Da spricht mich ein Unternehmer mit 200 Beschäftigten an, dessen Unternehmen Wechselrichter für die Erzeugung von Solarenergie herstellt. Da kommen Vertreter eines Stahlwerkes auf mich zu, das Elektroband für die Erzeugung von Energie durch Windkraftanlagen produziert und Arbeitsplätze sichert, die umweltfreundlich und standortnah sind. Diese Regierung aber hat nichts anderes im Sinn, als diesen Technologiezweig in höchstem Maße zu verunsichern.

Ein weiteres Problem, auf das im Bericht der Expertenkommission, über den wir heute auch diskutieren, hingewiesen wird, ist der mangelnde Technologietransfer, der in Deutschland stattfindet, also der Übergang von Forschungsergebnissen in kommerziell nutzbare Produkte wie MP3-Player, Faxgeräte und Ähnliches.

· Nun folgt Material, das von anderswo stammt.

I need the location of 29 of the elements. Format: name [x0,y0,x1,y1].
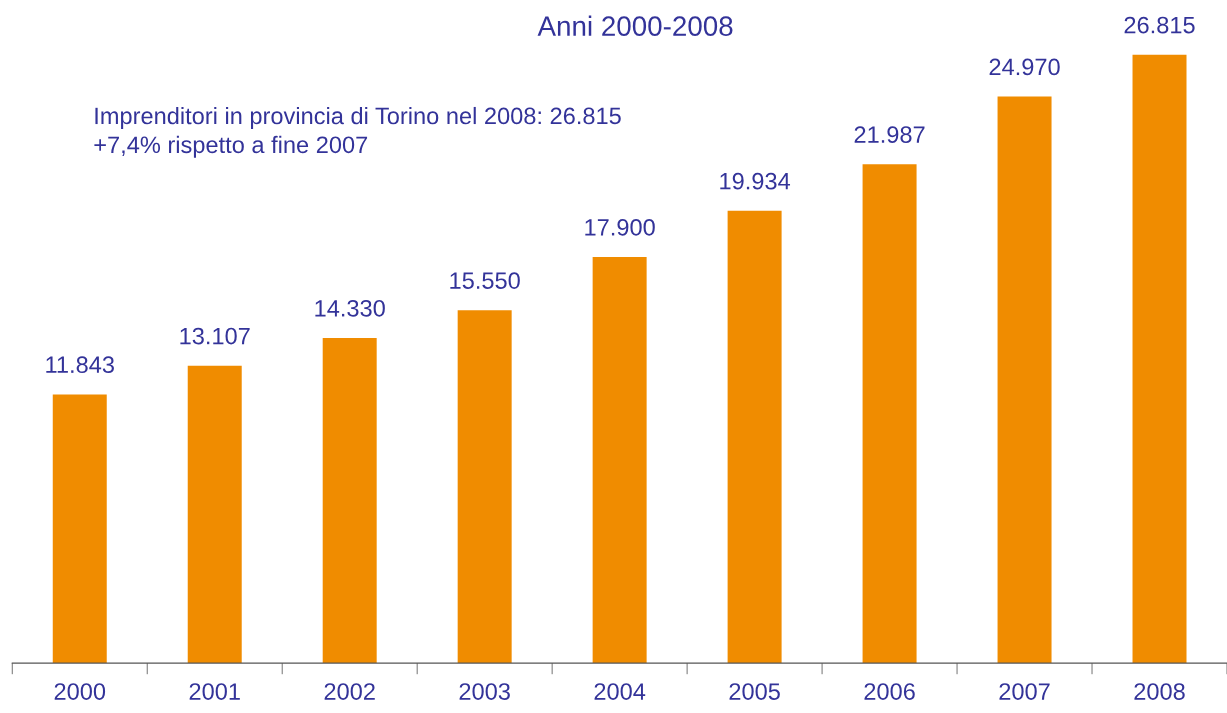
bar [862,164,917,664]
data-label: 21.987 [854,126,925,143]
data-label: 15.550 [450,272,520,289]
x-tick-label: 2001 [189,683,240,700]
x-tick-label: 2007 [999,683,1050,700]
x-tick-label: 2006 [864,683,915,700]
x-tick-label: 2003 [459,683,510,700]
data-label: 26.815 [1124,16,1195,34]
x-tick-label: 2000 [54,683,106,700]
data-label: 13.107 [180,327,250,345]
x-tick-label: 2005 [729,683,780,700]
data-label: 17.900 [585,218,655,236]
bar [727,210,782,664]
bar [187,365,242,664]
data-label: 19.934 [720,172,791,190]
data-label: 11.843 [46,356,114,374]
bar [997,96,1052,664]
x-tick-label: 2002 [324,683,375,700]
bar [52,394,107,664]
x-tick-label: 2008 [1134,683,1185,700]
bar [322,337,377,664]
bar [592,257,647,664]
data-label: 14.330 [315,299,385,317]
x-tick-label: 2004 [594,683,646,700]
data-label: 24.970 [989,58,1060,76]
chart-title: Anni 2000-2008 [537,15,733,36]
bar [457,310,512,664]
annotation: Imprenditori in provincia di Torino nel 2008: 26.815 +7,4% rispetto a fine 2007 [94,106,621,158]
bar [1132,54,1187,664]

Wir legen heute als SPD-Fraktion einen Antrag vor – nachdem wir lange Jahre in der Großen Koalition darüber diskutiert haben und nicht weitergekommen sind –, der sich dem Thema Validierungsforschung widmet. Wir wollen also die Innovationslücke zwischen der Identifizierung von Forschungsergebnissen und der Anwendung in kommerziellen Produkten, wie sie auch die EFI benennt, schließen. Ich würde mich freuen, wenn Sie diesen Antrag nach der Überweisung in die Ausschüsse unterstützen würden.

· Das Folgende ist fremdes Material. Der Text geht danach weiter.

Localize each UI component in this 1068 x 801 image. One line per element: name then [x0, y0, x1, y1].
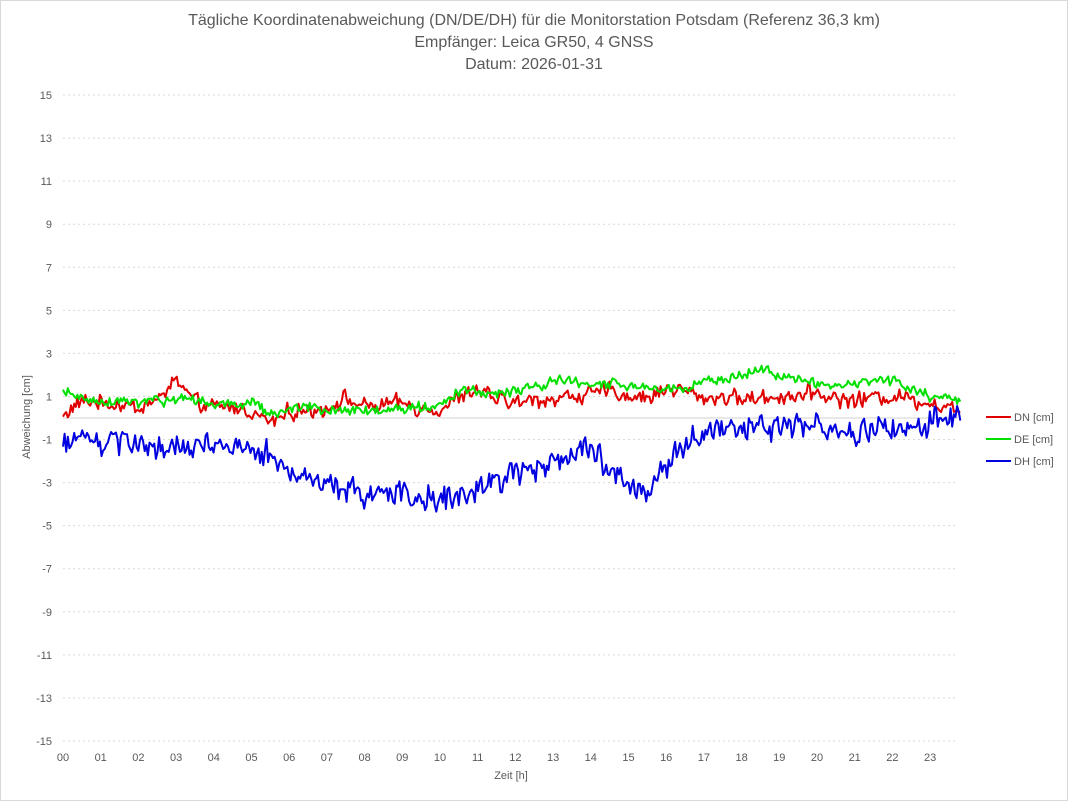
- x-tick-label: 07: [321, 752, 333, 764]
- series-lines: [62, 364, 962, 513]
- y-tick-label: 7: [46, 262, 52, 274]
- x-tick-label: 13: [547, 752, 559, 764]
- x-tick-label: 19: [773, 752, 785, 764]
- chart-title: Tägliche Koordinatenabweichung (DN/DE/DH…: [188, 12, 880, 29]
- legend-label: DE [cm]: [1014, 434, 1053, 446]
- x-tick-label: 04: [208, 752, 220, 764]
- y-tick-label: 13: [40, 133, 52, 145]
- x-tick-label: 17: [698, 752, 710, 764]
- y-tick-label: 3: [46, 348, 52, 360]
- y-tick-label: -9: [42, 607, 52, 619]
- y-tick-label: -3: [42, 478, 52, 490]
- legend-label: DN [cm]: [1014, 412, 1054, 424]
- x-tick-label: 05: [245, 752, 257, 764]
- y-tick-label: -5: [42, 521, 52, 533]
- x-tick-label: 10: [434, 752, 446, 764]
- y-tick-label: 5: [46, 305, 52, 317]
- y-axis-title: Abweichung [cm]: [21, 375, 33, 459]
- x-tick-label: 01: [95, 752, 107, 764]
- series-line-dn: [62, 375, 961, 427]
- y-tick-label: -13: [36, 693, 52, 705]
- y-tick-label: 9: [46, 219, 52, 231]
- y-axis-ticks: 15 13 11 9 7 5 3 1 -1 -3 -5 -7 -9 -11 -13 -15: [36, 90, 52, 748]
- x-tick-label: 00: [57, 752, 69, 764]
- x-tick-label: 06: [283, 752, 295, 764]
- y-tick-label: -7: [42, 564, 52, 576]
- x-tick-label: 03: [170, 752, 182, 764]
- y-tick-label: 11: [41, 176, 52, 188]
- series-line-dh: [62, 405, 962, 513]
- x-axis-title: Zeit [h]: [494, 770, 528, 782]
- x-tick-label: 08: [358, 752, 370, 764]
- chart-title-block: Tägliche Koordinatenabweichung (DN/DE/DH…: [0, 10, 1068, 76]
- x-tick-label: 16: [660, 752, 672, 764]
- y-tick-label: 1: [46, 391, 52, 403]
- y-tick-label: -1: [42, 435, 52, 447]
- x-tick-label: 20: [811, 752, 823, 764]
- legend-label: DH [cm]: [1014, 456, 1054, 468]
- x-tick-label: 12: [509, 752, 521, 764]
- x-tick-label: 09: [396, 752, 408, 764]
- legend: DN [cm] DE [cm] DH [cm]: [986, 412, 1054, 468]
- chart-subtitle: Empfänger: Leica GR50, 4 GNSS: [414, 34, 654, 51]
- x-tick-label: 22: [886, 752, 898, 764]
- chart-date: Datum: 2026-01-31: [465, 56, 603, 73]
- x-tick-label: 15: [622, 752, 634, 764]
- x-tick-label: 23: [924, 752, 936, 764]
- y-tick-label: 15: [40, 90, 52, 102]
- x-tick-label: 14: [585, 752, 597, 764]
- x-tick-label: 18: [735, 752, 747, 764]
- x-tick-label: 11: [472, 752, 483, 764]
- x-tick-label: 21: [849, 752, 861, 764]
- x-axis-ticks: 00 01 02 03 04 05 06 07 08 09 10 11 12 13 14 15 16 17 18 19…: [57, 752, 936, 764]
- y-tick-label: -11: [37, 650, 52, 662]
- x-tick-label: 02: [132, 752, 144, 764]
- y-tick-label: -15: [36, 736, 52, 748]
- gridlines: [63, 94, 958, 742]
- series-line-de: [62, 364, 962, 419]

Ein anderes Thema: EFI fordert auch im zweiten Jahr eine steuerliche Förderung von FuE-Maßnahmen in Unternehmen. Die SPD hat da immer ein bisschen zurückhaltend reagiert und gesagt, das müsse eine zusätzliche Maßnahme sein, das müsse noch oben drauf kommen.

Wir hätten sehr viel Verständnis dafür, wenn diese Bundesregierung sagen würde, im Moment sind diese zusätzlichen Mittel nicht finanzierbar. Aber es war genau diese Bundesregierung, allen voran Ministerin Schavan, die im Oktober 2009 gesagt hat, diese FuE-Förderung müsse mit mindestens 2 Milliarden Euro kommen. Auf meine Anfrage beim Bundesministerium der Finanzen, ob denn nun endlich die steuerliche Förderung kommt und wie die Ausfälle finanziert werden sollen, habe ich bis heute noch keine Antwort erhalten. Das ist übrigens parlamentsrechtswidrig. Der Sache werde ich noch einmal nachgehen.

(Beifall bei der SPD und dem BÜNDNIS 90/DIE GRÜNEN)

EFI hat im Bericht des Jahres 2009 – man kann nicht immer nur den Bericht aus 2010 anschauen, sondern muss auch schauen, was sozusagen noch an Resten aus den letzten Jahren aufzuarbeiten ist; wir sind ja nicht nur dazu da, Papiere zu verabschieden, sondern wir müssen sie auch lesen – zum ersten Mal das Thema Fachkräftemangel in das Zentrum des Berichts gestellt. Sie schreibt: Die Aufgaben für die F- und I-Politik Deutschlands im nächsten Jahrzehnt liegen … im Umbau des Bildungssystems.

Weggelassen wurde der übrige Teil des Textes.